Jan 29, 2015
On January 26, 2015, Weil secured a major victory for Marsh & McLennan Companies, Inc. in a dispute with two former executives whose employment Marsh terminated in connection with the New York Attorney General’s 2004 investigation into the insurance industry and Marsh’s parallel internal investigation into the NYAG’s allegations. Ruling on the parties’ cross-motions for summary judgment, the U.S. District Court for the Southern District of New York denied the plaintiffs’ summary judgment motion and granted our client’s motion in its entirety, dismissing the plaintiffs’ claims for severance and stock benefits that they forfeited when Marsh terminated their employment. The Court’s decision provides important guidance for companies with regard to how they may conduct internal investigations against a backdrop of government regulatory and criminal investigations.
Marsh terminated the plaintiffs’ employment in 2004 when they refused to be interviewed in Marsh’s internal investigation into the NYAG’s allegations regarding the use of “contingent commissions” and alleged bid-rigging. The plaintiffs were later indicted and convicted on one count of Restraint of Trade & Competition, although their convictions subsequently were vacated based on the prosecutor’s failure to disclose certain evidence to defense counsel.
In their complaint, the plaintiffs asserted claims against Marsh for malicious prosecution and abuse of process, on the theory that Marsh conspired with the NYAG to offer them up as targets for prosecution in lieu of the corporation. The plaintiffs also asserted claims under ERISA and state law, seeking severance benefits that Marsh did not pay to them after it terminated their employment and the value of stock options and other equity awards that they forfeited upon the termination of their employment.
In June 2012, the Court dismissed the plaintiffs’ claims for malicious prosecution and abuse of process on the pleadings.
In its January 2015 decision granting Marsh’s motion for summary judgment, the Court addressed Plaintiffs’ remaining claims for severance benefits under ERISA Section 502(a)(1)(B) and for the value of their forfeited equity awards under state law.

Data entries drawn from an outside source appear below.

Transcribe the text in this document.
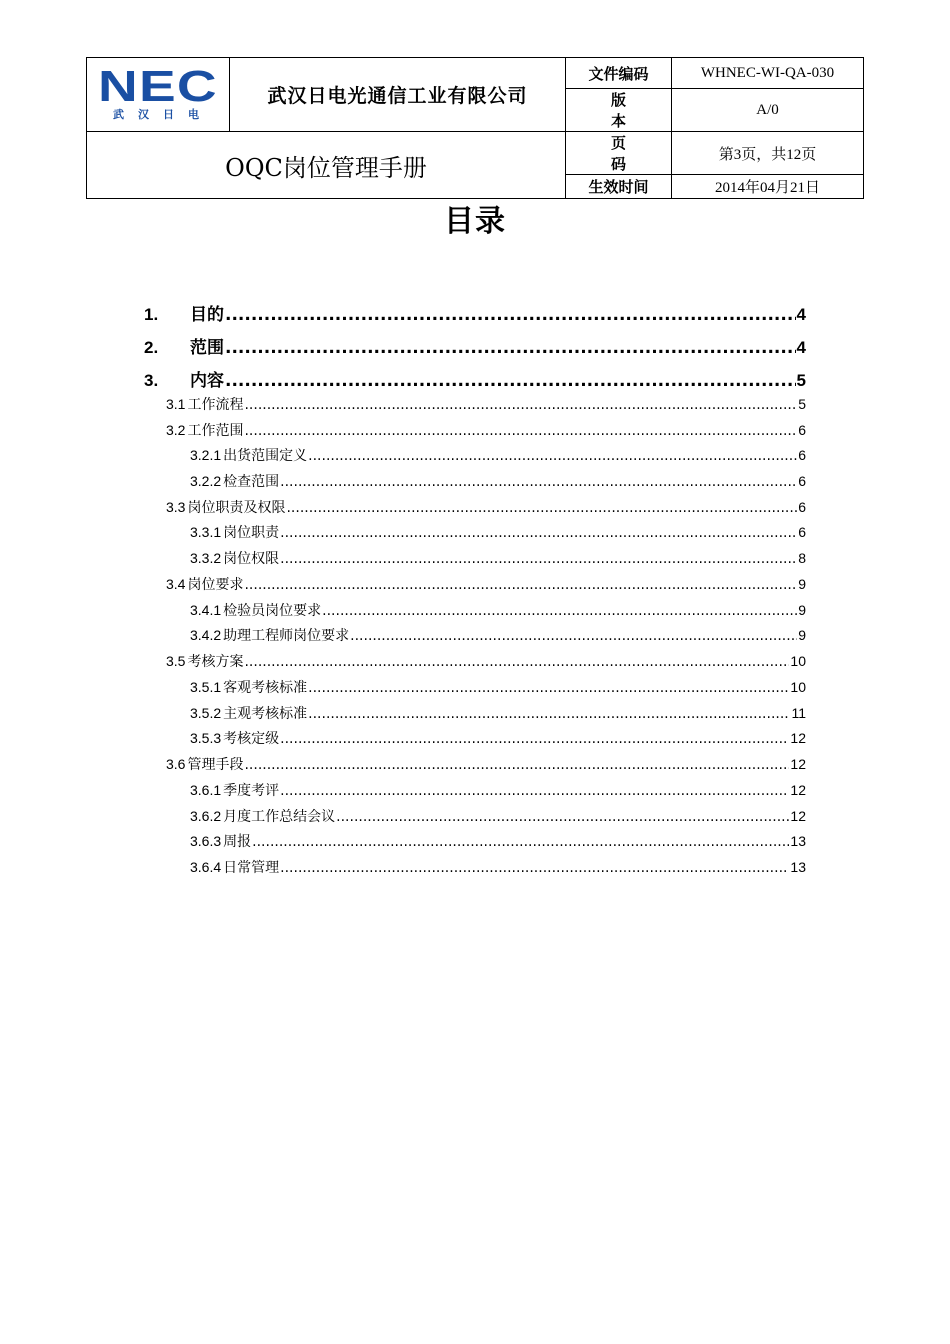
NEC
武汉日电	武汉日电光通信工业有限公司	文件编码	WHNEC-WI-QA-030
		版本	A/0
OQC岗位管理手册		页码	第3页，共12页
		生效时间	2014年04月21日
目录
1.	目的 .....	4
2.	范围 .....	4
3.	内容 .....	5
3.1 工作流程 .....	5
3.2 工作范围 .....	6
3.2.1 出货范围定义 .....	6
3.2.2 检查范围 .....	6
3.3 岗位职责及权限 .....	6
3.3.1 岗位职责 .....	6
3.3.2 岗位权限 .....	8
3.4 岗位要求 .....	9
3.4.1 检验员岗位要求 .....	9
3.4.2 助理工程师岗位要求 .....	9
3.5 考核方案 .....	10
3.5.1 客观考核标准 .....	10
3.5.2 主观考核标准 .....	11
3.5.3 考核定级 .....	12
3.6 管理手段 .....	12
3.6.1 季度考评 .....	12
3.6.2 月度工作总结会议 .....	12
3.6.3 周报 .....	13
3.6.4 日常管理 .....	13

As to Plaintiffs’ claim for severance benefits under ERISA, the Court held that the plain language of Marsh’s severance plan did not entitle the plaintiffs to severance pay because they did not satisfy the plan’s threshold eligibility requirements; namely, Marsh did not terminate their employment because they lacked required job skills, as part of a restructuring, or because their positions were eliminated.

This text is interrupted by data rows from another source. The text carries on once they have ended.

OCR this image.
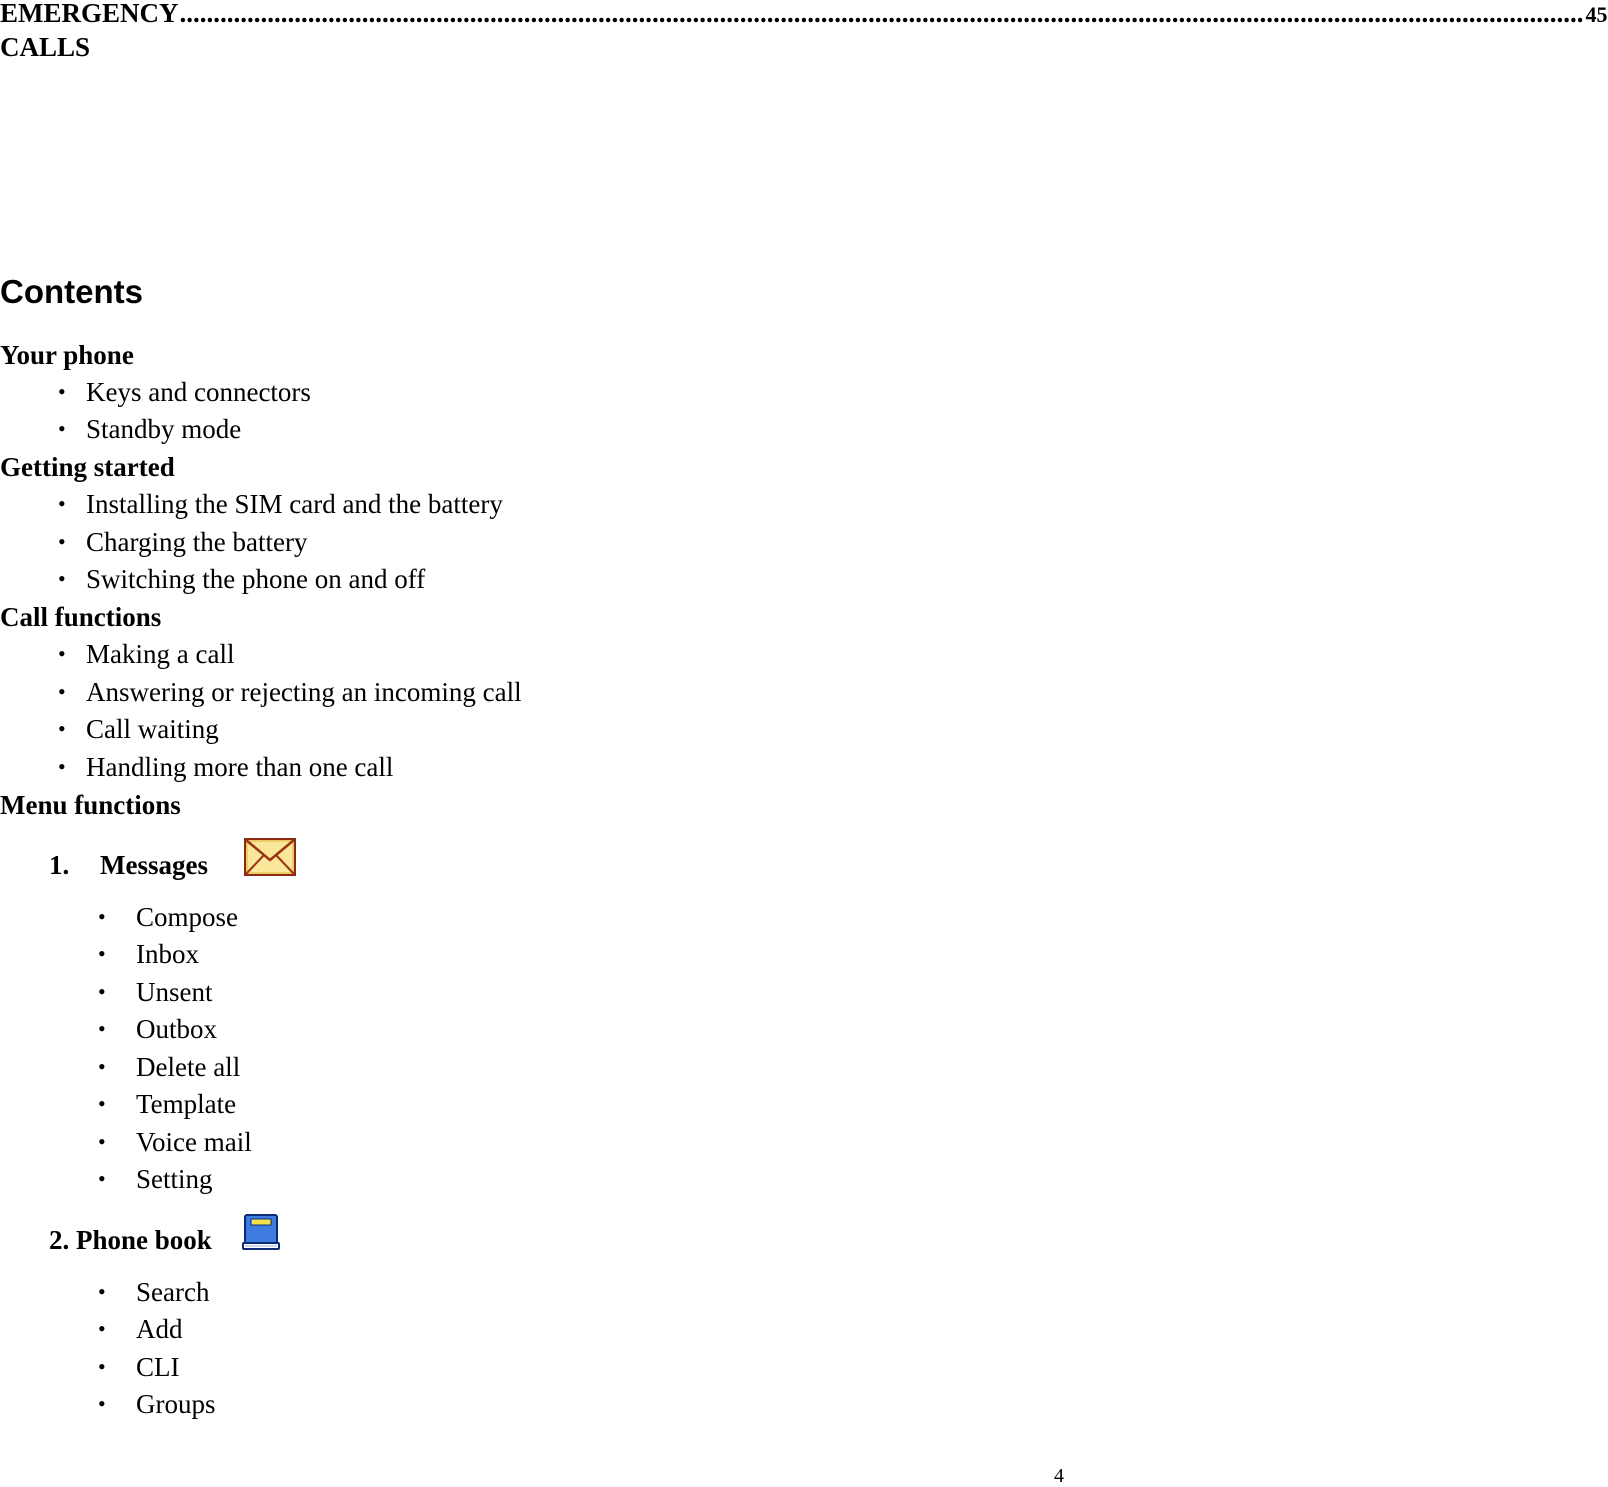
EMERGENCY CALLS
................................................................................................................................................................................................................ 45
Contents
Your phone
• Keys and connectors
• Standby mode
Getting started
• Installing the SIM card and the battery
• Charging the battery
• Switching the phone on and off
Call functions
• Making a call
• Answering or rejecting an incoming call
• Call waiting
• Handling more than one call
Menu functions
1. Messages
• Compose
• Inbox
• Unsent
• Outbox
• Delete all
• Template
• Voice mail
• Setting
2. Phone book
• Search
• Add
• CLI
• Groups
4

Plaintiffs’ claim for the value of their forfeited equity awards turned on whether their refusal to be interviewed gave Marsh grounds to terminate their employment for “cause,” as defined in the stock award plans under which they were granted the equity awards at issue. This question in turn depended on whether Marsh’s requirement that the plaintiffs submit to interviews was “reasonable,” given that the plaintiffs were facing prosecution and refused to be interviewed to avoid making self-incriminating statements that they feared that Marsh, which was cooperating in the NYAG’s investigation, might share with the government.
The Court held that Marsh was reasonable as a matter of law to require its employees to cooperate in its internal investigation because companies under investigation need to be able to ask their employees to divulge what they know about the alleged wrongdoing to the company. The Court also held that even if Marsh had required the plaintiffs to be interviewed by the NYAG, as one of the plaintiffs maintained, that too would be reasonable because a company under investigation cannot fully cooperate with the government unless it seeks full cooperation from its employees.
The Weil team was led by Litigation Department Co-Chair Jonathan D. Polkes and Employment Litigation partner Nicholas J. Pappas, and included associates Adam Banks and Courtney Fain, all in the Firm’s New York office.